Britten composed three mature quartets spanning his creative life, and one unnumbered work dating from 1931. Britten returned to this student work in 1971 whist recovering from a heart operation, and revised it for performance at the 1975 Aldeburgh Festival. The 1st quartet dates from 1941, the 2nd from 1945 and was premiered on the actual day that Purcell died some 250 years earlier, and was Britten’s second contribution to the Purcell Anniversary, after The Young Person’s Guide to the Orchestra. It’s a powerful work reflecting the composer’s shock at seeing first hand the concentration camps after the fall of the Nazis. Britten toured Germany with Yehudi Menuhin and what he saw left a lasting impression on him.
The 3rd quartet is from 1975/6, and was premiered two weeks after his death – the quartet uses fragments of his last opera Death in Venice in the last movement.

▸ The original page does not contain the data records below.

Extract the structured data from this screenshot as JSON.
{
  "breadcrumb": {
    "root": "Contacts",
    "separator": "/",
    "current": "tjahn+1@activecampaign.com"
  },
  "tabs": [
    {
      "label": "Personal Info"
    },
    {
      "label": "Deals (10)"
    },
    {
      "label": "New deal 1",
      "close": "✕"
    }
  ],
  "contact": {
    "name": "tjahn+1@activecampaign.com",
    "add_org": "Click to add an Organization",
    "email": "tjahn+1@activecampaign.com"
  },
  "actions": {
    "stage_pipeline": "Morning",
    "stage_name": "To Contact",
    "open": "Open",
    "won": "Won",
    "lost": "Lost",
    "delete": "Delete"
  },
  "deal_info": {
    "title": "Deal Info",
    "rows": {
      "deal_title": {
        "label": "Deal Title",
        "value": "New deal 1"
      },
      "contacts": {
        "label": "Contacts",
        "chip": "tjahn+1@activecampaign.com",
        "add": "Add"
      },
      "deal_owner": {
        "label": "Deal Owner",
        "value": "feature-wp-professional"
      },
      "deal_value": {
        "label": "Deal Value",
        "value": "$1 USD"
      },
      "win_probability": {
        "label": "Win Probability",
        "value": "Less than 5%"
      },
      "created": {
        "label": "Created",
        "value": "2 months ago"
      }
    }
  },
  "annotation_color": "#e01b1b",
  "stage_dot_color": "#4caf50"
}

- "In Op. 25 tempos are well judged, for even though the Andante calmo is on the slow side of crotchet = 60, its inspired expressiveness is enhanced, not overdone. The other movements are brilliantly incisive and excellently balanced. In particular, the great first movement sounds much more radical than usual, simply because the players pay scrupulous attention to Britten's expression marks and relish the remarkable contrasts of tempo and texture" (Gramophone reviewing the 1st quartet, May 1991).
- "…..undeniably compelling readings" (Gramophone on the 2nd and 3rd quartets, December 1990).